И еще: вы не обратили внимания на то, что он теперь никогда не расспрашивает вас, что вы делаете, где проводите время, как он расспрашивает любого гостя? Он играет с вами на бильярде, потому что вы играете лучше него, да еще бьется на рапирах и палках — тут вы тоже равны. Но он не вызывает вас ни на бокс, ни на борьбу.

— Да, в этом он действительно может победить меня, — пробормотал Грэхем.

— Понаблюдайте, и вы увидите, что я права. А ко мне он относится, как к норовистому жеребенку, — пусть, дескать, куролесит сколько душе угодно. Ни за что на свете не вмешается он в мои дела. О, поверьте, я его знаю. Он живет по своим собственным правилам и мог бы научить философов тому, что такое практическая философия.
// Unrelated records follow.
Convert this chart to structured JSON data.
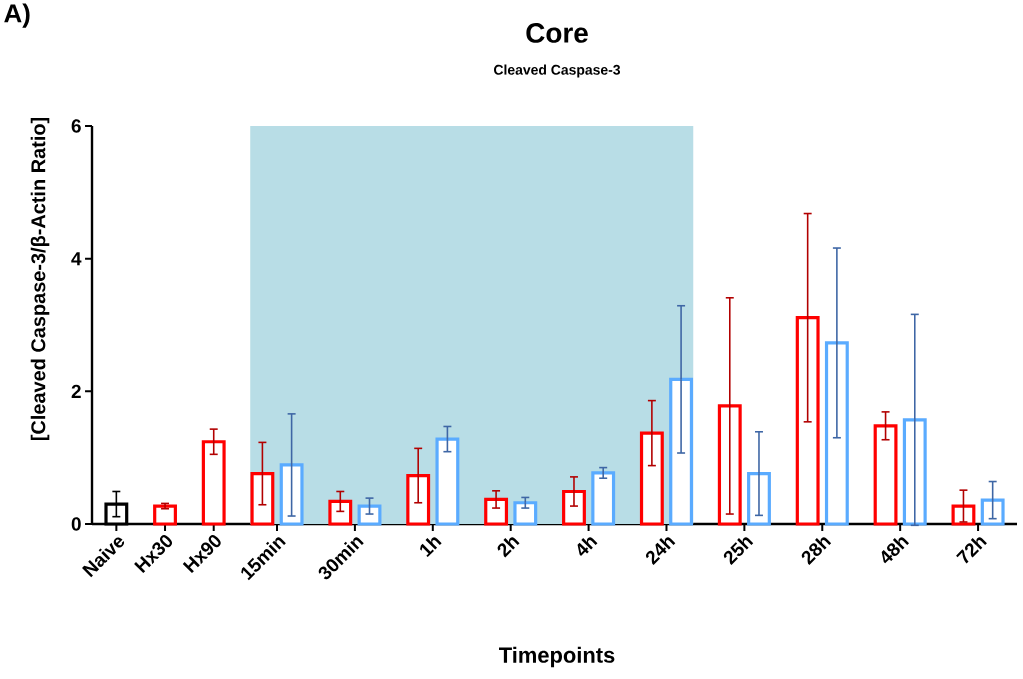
{
  "chart_data": {
    "type": "bar",
    "title": "Core",
    "subtitle": "Cleaved Caspase-3",
    "xlabel": "Timepoints",
    "ylabel": "[Cleaved Caspase-3/β-Actin Ratio]",
    "annotations": [
      "A)"
    ],
    "categories": [
      "Naive",
      "Hx30",
      "Hx90",
      "15min",
      "30min",
      "1h",
      "2h",
      "4h",
      "24h",
      "25h",
      "28h",
      "48h",
      "72h"
    ],
    "series": [
      {
        "color": "#ff0000",
        "colors": [
          "#000000",
          "#ff0000",
          "#ff0000",
          "#ff0000",
          "#ff0000",
          "#ff0000",
          "#ff0000",
          "#ff0000",
          "#ff0000",
          "#ff0000",
          "#ff0000",
          "#ff0000",
          "#ff0000"
        ],
        "values": [
          0.3,
          0.27,
          1.24,
          0.76,
          0.34,
          0.73,
          0.37,
          0.49,
          1.37,
          1.78,
          3.11,
          1.48,
          0.27
        ],
        "errors": [
          0.19,
          0.04,
          0.19,
          0.47,
          0.15,
          0.41,
          0.13,
          0.22,
          0.49,
          1.63,
          1.57,
          0.21,
          0.24
        ]
      },
      {
        "color": "#5aabff",
        "values": [
          null,
          null,
          null,
          0.89,
          0.27,
          1.28,
          0.32,
          0.77,
          2.18,
          0.76,
          2.73,
          1.57,
          0.36
        ],
        "errors": [
          null,
          null,
          null,
          0.77,
          0.12,
          0.19,
          0.08,
          0.08,
          1.11,
          0.63,
          1.43,
          1.59,
          0.28
        ]
      }
    ],
    "bands": [
      {
        "axis": "x",
        "from": "15min",
        "to": "24h",
        "color": "#b8dde6"
      }
    ],
    "ylim": [
      0,
      6
    ],
    "yticks": [
      0,
      2,
      4,
      6
    ]
  }
}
— Нет, нет, слушайте! — торопливо продолжала она, видя, что Грэхем хочет ее прервать. — Я скажу вам больше. Из библиотеки в рабочую комнату Дика ведет потайная лестница, ею пользуются только я, он да его секретарь. Когда вы поднимаетесь по этой лестнице, то попадаете прямо в его комнату и оказываетесь среди книжных шкафов и полок. Я сейчас оттуда. Я шла к нему, но услышала голоса и решила, что, как обычно, идет разговор о делах имения и что он скоро освободится. Поэтому я осталась ждать. Это были действительно разговоры о делах, но такие интересные, такие, как сказал бы Хэнкок, «проливающие свет», что я не могла не подслушать. Эти разговоры «проливали свет» на характер самого Дика, хочу я сказать.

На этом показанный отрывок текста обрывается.